Her group gives awards to universities such as CRA Researc Awards, Faculty Fellows and conference sponsorship. She said the Jewel in the crown is the SE Innovation Foundation. The 2012 foundation awards will be in the area of mobile computing.

She discussed Pex4Fun, which she said has gone viral and The ICSE contest at http://bit.ly/icse2011contest . She also talked about the Kinectt SDK, Debugger Canvas.

Finally a colleague gave a cool demo of TouchStudio beta, a tool for writing a program easily on a phone. The tool was able to use a touch interface to put together the program. See below:



This environment sounds extremely promising. It has access to all the standard capabilities of the Windows Phone 7, including the GPS, camera, accelerometer, etc. The following, is the code that has been visually created. I know it is not legible, but it gives you a sense of what Microsoft expects end-users to be able to create. This relates to the Mary Shaw's keynote at CSEE&T that I blogged about yesterday.



It puts the pressure on Google and Apple to come up with something similar.


The final talk is How Software is Engineered at Google, by Marija Mikic-Rakic of Google.

This sounds very exciting. The room is packed.

She started by discussing how the Google search system is composed of many subsystems that all work together. She said that every Google application is growing in many dimensions: More users, more data and better quality (e.g. more relevant and faster results). She attributed many of Google's improvements to dramatic improvements in speed and capacity of hardware.

She said they need to balance simplicity, features, scalability, performance and reliability (note that simplicity is first).

She highlighted some skills needed in employees: Statistics, machine learning and production software engineering.

The design stages are: Brainstorming, investigating, discussing, prototyping, documenting (not formal, no UML), reviewing (designs available to everyone in the organization), coding and reassessing. I note that this doesn't sound very agile!

How do they deal with compexity? They ...
  • Build simple
  • Reuse existing components.
  • Consider latency and throughput
  • Parallelize when possible
  • Consider resource constraints
  • Design with scalability in mind
  • Design for reliability (assume machines will fail)
  • Do back-of-the-envelope calculations
  • Understand how data is accessed
Interesting list; seems rather ad hoc though.

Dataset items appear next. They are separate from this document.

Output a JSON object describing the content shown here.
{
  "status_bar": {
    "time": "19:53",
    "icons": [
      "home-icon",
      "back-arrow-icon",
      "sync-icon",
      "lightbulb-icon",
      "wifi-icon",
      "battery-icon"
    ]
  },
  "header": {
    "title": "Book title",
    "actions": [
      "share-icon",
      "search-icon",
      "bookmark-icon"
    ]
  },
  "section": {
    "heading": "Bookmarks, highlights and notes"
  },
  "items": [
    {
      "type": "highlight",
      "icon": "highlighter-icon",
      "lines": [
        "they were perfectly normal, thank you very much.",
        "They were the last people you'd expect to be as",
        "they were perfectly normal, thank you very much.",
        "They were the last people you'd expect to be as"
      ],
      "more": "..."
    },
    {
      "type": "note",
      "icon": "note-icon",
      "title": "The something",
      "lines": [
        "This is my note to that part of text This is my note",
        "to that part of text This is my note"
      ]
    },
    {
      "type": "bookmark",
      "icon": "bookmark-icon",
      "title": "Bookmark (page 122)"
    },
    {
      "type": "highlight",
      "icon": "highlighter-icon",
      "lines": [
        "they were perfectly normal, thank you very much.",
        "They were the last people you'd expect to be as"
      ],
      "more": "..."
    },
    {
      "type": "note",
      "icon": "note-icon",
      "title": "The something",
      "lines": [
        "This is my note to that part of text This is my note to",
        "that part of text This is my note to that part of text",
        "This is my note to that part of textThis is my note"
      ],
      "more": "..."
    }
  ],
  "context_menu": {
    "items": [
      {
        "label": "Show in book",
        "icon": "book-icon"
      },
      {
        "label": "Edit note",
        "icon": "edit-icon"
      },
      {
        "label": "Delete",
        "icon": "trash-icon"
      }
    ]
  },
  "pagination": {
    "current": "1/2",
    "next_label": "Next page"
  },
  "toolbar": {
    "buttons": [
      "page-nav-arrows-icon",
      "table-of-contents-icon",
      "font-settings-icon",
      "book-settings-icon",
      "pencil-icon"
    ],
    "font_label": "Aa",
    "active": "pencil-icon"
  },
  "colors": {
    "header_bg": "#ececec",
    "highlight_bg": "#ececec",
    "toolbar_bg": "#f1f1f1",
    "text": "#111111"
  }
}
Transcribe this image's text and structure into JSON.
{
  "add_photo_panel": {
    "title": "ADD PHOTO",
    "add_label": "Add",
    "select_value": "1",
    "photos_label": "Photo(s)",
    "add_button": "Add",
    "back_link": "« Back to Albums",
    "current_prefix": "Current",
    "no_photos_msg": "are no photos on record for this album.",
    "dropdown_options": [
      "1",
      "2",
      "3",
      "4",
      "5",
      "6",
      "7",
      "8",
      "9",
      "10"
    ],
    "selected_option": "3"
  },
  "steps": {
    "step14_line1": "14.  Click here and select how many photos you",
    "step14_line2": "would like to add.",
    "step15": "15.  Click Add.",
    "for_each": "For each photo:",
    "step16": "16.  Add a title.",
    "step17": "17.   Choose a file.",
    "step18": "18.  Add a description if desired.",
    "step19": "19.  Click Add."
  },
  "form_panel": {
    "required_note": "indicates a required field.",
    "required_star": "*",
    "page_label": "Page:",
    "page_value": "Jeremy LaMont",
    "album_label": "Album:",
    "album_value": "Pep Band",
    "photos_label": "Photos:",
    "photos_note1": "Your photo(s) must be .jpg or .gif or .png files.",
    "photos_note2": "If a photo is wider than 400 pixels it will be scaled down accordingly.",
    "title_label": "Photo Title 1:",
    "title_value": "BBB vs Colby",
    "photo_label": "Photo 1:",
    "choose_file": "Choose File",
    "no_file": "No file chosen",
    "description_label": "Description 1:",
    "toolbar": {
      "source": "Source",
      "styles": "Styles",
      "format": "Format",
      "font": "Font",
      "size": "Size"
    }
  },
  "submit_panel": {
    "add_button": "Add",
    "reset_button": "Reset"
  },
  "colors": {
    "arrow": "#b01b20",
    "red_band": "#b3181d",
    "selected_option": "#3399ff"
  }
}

She gave a list of numbers that every engineer shoudl no, such as the number of ms to send a packet from California to the Netherlands and back.

Basic truths:
  • Every new line of coe is a liability
  • No large functions of classes
  • Refactor code that has gone crufty
  • Make sure not to break the build
  • Documentation matters
  • Code needs to be localized
  • People spend more time reading code than writing it
  • Make sufficient and clear comments (update with each change)
  • Latency is a deal breaker (profile your code, then improve)
Tools Google engineers use

  • Source control
  • Bug tracking
  • An editor
  • One touch build
  • Tons of documentation
  • Standard libraries
  • Unit and other tests
  • Code reviews
Google has more than 5k developers in 50 offices; more than 2000 projects under development, more than 50000 builds every day, more than 50 million tests run a day. There are 20 code changes a minute; half the files in the codebase are changed every month.

There is one source repository and they use Perforce for source control.

Goals: Speed, high quality feedback and simplicity (there it is again).

They use a caching system to distribute source code to developers. A full checkout would take 10s of minutes. Developers change less than 10% of the code they check out.

They have done a lot of work on their build system; compilation is done in the cloud. Compiles are cached, so people who build the same things don't re-do it. The presenter commented that they need peope with strong CS skills to make this work. The cache for the build system has more than 10000 cores using > 50TB of memory. This saves 600 person years in wait time. Build outputs are not sent to user workstations until they are needed, to avoid overloading the network.

The continuous integration system analyses every check-in and runs all relevant tests (from 1 to 150000 tests). They have a storage system called Sponge that stores all the test results.